Note: Skin shader breakdown starts @ post #27
Based on the work I’ve done rigging human figures for naturalistic posing & animation, I’m now working toward a full muscle simulation. I’ve seen this done a number of times so I’m not really breaking new ground except that this uses my already-tested rig with few adjustments. This has greatly simplified the first development stages:
Since I already have in place Constraint-driven helpers to deform a skin mesh to imitate muscle action, it hasn’t been a major task to apply the same principles to a modeled muscle layer.

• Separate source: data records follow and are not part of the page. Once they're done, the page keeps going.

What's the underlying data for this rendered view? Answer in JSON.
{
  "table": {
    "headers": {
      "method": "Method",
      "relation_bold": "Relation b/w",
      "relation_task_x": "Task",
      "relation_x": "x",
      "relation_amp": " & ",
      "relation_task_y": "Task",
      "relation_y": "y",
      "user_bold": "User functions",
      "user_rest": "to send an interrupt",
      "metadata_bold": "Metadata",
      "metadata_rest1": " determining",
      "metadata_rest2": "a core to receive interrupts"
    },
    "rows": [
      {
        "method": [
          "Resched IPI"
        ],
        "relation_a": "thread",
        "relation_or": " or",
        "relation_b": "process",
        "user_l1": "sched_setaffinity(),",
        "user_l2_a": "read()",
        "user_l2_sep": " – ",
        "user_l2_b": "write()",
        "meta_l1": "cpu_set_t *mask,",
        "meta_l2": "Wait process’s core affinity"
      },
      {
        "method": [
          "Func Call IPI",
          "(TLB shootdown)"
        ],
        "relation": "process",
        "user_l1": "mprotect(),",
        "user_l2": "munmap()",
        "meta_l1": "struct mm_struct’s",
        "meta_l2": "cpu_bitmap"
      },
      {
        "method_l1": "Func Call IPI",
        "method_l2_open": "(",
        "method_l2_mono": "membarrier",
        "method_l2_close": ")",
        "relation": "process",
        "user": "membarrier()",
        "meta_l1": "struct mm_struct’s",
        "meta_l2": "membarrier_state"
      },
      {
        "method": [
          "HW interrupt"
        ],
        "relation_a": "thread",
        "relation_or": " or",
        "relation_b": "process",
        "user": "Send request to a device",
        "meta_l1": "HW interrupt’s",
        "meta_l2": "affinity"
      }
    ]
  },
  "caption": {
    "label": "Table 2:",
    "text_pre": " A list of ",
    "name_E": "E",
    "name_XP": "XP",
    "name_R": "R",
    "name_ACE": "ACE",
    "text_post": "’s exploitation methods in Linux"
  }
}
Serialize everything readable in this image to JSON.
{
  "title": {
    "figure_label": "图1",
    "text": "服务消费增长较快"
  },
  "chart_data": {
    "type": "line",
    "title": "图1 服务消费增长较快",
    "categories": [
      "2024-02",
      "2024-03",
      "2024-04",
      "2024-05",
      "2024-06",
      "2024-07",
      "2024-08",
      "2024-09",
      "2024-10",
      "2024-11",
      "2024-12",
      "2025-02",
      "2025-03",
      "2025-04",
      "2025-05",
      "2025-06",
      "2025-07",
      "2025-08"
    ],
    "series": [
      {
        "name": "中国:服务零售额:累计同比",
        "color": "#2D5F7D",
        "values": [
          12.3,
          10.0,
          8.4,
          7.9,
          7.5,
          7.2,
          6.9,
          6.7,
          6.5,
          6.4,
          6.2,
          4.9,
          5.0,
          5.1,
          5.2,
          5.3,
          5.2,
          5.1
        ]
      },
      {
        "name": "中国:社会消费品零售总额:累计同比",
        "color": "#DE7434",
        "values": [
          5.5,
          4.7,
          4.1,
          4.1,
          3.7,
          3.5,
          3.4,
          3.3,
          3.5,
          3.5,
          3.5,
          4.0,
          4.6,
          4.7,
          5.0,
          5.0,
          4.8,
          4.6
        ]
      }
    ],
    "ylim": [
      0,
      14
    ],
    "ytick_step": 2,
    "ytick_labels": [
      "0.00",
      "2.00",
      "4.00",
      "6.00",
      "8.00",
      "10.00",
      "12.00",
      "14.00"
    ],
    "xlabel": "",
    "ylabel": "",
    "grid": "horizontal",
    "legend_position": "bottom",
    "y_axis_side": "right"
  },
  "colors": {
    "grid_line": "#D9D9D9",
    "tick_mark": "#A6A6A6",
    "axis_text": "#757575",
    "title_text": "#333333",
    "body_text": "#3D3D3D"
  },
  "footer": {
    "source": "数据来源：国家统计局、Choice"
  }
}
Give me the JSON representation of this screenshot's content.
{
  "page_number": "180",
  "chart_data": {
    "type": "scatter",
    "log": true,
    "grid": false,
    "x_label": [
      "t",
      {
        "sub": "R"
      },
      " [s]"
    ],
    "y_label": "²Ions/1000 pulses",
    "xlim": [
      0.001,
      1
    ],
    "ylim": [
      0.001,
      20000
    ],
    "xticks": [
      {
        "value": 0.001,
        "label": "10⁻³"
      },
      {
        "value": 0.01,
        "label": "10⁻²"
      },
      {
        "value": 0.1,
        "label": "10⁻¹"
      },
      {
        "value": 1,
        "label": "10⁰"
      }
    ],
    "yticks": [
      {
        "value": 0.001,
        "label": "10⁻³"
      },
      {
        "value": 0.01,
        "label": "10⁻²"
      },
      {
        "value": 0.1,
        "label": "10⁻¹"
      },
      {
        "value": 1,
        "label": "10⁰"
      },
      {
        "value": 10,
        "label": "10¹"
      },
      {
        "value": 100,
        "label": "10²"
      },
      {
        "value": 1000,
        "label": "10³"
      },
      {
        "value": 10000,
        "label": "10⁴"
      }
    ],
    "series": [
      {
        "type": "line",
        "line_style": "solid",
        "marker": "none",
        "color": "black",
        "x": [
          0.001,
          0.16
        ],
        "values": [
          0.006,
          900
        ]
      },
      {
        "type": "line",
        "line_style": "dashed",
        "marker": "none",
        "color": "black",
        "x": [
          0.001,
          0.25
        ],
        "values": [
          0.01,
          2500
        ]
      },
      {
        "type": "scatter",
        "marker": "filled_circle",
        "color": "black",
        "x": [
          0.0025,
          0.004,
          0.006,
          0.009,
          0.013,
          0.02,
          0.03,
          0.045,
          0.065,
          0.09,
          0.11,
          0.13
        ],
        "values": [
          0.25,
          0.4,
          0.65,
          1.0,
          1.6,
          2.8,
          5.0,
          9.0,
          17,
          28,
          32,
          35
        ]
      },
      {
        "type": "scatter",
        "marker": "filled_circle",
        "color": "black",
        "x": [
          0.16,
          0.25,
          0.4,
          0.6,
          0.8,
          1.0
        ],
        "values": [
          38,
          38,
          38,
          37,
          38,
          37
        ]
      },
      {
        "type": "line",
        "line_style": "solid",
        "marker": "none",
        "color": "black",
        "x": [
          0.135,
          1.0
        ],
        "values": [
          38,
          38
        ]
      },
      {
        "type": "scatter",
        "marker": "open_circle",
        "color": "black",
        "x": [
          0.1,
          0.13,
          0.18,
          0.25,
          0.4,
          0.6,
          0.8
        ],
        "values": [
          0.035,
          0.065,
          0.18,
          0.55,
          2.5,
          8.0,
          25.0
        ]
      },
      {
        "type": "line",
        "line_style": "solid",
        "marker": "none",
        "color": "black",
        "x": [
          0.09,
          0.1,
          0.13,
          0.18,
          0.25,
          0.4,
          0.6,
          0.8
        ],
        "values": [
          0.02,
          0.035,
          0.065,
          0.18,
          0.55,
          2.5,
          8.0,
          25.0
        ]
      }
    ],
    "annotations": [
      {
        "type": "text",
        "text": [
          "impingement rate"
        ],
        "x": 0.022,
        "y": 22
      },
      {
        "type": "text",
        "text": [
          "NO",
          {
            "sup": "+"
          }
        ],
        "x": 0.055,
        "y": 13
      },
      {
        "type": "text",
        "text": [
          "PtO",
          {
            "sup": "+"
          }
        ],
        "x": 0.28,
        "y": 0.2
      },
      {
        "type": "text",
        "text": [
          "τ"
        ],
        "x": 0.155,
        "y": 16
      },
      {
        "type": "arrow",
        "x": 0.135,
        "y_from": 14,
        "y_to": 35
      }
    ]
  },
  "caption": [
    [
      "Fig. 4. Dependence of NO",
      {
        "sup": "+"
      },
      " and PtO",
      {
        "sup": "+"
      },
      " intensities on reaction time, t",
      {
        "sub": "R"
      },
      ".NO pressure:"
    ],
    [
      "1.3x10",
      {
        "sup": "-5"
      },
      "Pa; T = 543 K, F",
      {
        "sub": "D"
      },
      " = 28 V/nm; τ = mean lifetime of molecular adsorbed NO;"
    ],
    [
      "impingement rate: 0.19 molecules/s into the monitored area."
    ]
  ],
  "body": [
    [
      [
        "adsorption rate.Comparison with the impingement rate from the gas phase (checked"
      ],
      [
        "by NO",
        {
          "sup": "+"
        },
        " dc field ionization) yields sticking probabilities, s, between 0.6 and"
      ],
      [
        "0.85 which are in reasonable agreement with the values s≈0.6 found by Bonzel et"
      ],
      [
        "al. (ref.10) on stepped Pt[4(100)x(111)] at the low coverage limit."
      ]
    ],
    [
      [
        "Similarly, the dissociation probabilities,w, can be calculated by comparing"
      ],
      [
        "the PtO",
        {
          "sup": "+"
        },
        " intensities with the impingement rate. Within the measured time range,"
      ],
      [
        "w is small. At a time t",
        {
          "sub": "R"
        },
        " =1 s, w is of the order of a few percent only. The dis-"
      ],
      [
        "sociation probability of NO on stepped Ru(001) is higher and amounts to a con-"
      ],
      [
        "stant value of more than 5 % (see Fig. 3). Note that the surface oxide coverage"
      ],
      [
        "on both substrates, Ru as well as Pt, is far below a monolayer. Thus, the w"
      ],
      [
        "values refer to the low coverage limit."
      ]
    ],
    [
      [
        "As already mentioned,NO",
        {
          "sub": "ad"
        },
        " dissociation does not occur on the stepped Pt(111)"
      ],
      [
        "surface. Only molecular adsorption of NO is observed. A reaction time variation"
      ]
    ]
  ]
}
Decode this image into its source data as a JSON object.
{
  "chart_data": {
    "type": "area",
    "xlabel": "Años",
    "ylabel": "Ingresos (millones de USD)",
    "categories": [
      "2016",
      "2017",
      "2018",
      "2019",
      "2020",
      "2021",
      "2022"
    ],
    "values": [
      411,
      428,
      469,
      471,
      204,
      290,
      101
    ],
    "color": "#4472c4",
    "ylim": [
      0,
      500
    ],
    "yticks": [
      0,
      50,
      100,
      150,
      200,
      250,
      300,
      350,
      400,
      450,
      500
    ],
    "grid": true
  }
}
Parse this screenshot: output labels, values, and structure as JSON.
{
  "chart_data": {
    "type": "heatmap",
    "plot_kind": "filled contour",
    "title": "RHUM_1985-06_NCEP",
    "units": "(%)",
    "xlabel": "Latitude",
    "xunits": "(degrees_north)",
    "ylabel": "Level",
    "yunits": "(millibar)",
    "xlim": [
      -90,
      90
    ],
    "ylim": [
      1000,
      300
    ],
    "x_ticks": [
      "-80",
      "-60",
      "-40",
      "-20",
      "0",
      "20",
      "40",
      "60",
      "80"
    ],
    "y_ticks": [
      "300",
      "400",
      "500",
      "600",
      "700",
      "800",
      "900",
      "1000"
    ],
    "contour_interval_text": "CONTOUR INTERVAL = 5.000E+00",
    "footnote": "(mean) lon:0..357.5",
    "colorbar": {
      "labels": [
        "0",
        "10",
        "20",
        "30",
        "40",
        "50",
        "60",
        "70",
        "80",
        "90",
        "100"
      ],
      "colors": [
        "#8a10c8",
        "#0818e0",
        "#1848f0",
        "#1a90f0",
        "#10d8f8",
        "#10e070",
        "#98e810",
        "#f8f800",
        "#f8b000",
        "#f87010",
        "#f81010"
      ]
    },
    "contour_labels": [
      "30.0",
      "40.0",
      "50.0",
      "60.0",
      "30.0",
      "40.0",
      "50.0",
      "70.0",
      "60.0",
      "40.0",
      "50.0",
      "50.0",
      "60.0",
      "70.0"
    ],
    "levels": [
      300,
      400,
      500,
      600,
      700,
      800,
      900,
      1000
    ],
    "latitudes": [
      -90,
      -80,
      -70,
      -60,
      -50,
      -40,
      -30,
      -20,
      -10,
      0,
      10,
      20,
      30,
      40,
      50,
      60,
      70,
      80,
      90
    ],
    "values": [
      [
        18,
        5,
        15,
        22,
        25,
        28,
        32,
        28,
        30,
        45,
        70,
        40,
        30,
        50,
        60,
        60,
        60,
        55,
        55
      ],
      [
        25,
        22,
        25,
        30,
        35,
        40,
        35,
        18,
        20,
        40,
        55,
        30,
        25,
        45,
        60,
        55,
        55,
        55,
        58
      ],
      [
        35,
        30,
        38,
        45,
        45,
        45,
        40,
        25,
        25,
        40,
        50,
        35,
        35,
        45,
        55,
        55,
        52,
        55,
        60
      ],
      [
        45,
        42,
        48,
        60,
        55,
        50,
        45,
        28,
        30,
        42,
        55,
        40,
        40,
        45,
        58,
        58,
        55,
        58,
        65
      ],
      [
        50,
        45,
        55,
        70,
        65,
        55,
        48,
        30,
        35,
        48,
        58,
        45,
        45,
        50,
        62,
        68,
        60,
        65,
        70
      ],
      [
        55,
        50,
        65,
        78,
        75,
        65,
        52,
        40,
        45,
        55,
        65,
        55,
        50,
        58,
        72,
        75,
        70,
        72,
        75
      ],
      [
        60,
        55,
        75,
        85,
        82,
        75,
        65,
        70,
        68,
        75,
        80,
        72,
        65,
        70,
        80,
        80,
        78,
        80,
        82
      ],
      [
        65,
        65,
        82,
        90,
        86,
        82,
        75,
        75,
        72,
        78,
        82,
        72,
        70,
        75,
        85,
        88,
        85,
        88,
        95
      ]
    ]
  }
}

So far I’ve mostly been trouble-shooting the skin-wrapping methods, but I’ve gotten good results with early tests of the shoulder and biceps region:
Some of the shoulder controls in the rig
Early modeling of the shoulder & bicep region
Since the vertices of both the muscle layer volumes and the skin layer are being driven by the Armature, the problem of he skin “sliding” too much over the muscle layer is greatly lessened.
My next step is to divide the muscle layer into 5 segments (extremities and trunk) to solve the problem of having the skin “wrap” to the wrong muscle when the surfaces are closely adjacent, such as in the armpit. Each segment will be a separate target for multiple Shrinkwrap modifiers on the skin mesh. I also want to use this to add detailing to the hands and feet. The face is already under a separate armature that use muscle motion as its design basis.
One chief benefits so far has been a quantitative and qualitative leap in muscle form and definition, without increasing the base mesh density at all. Since I use 2 levels of Subsurf when rendering (and sometimes 3), there’s really no penalty in using these as a way to help implement the Shrinkwrap effectively. By placing one Subsurf before and one after Shrinkwrap on the modifier stack, I can eliminate a great deal of the “gap stretch-marks” that this technique can generate. I’ll of course be testing it under much heavier deformation & animation scenarios as well.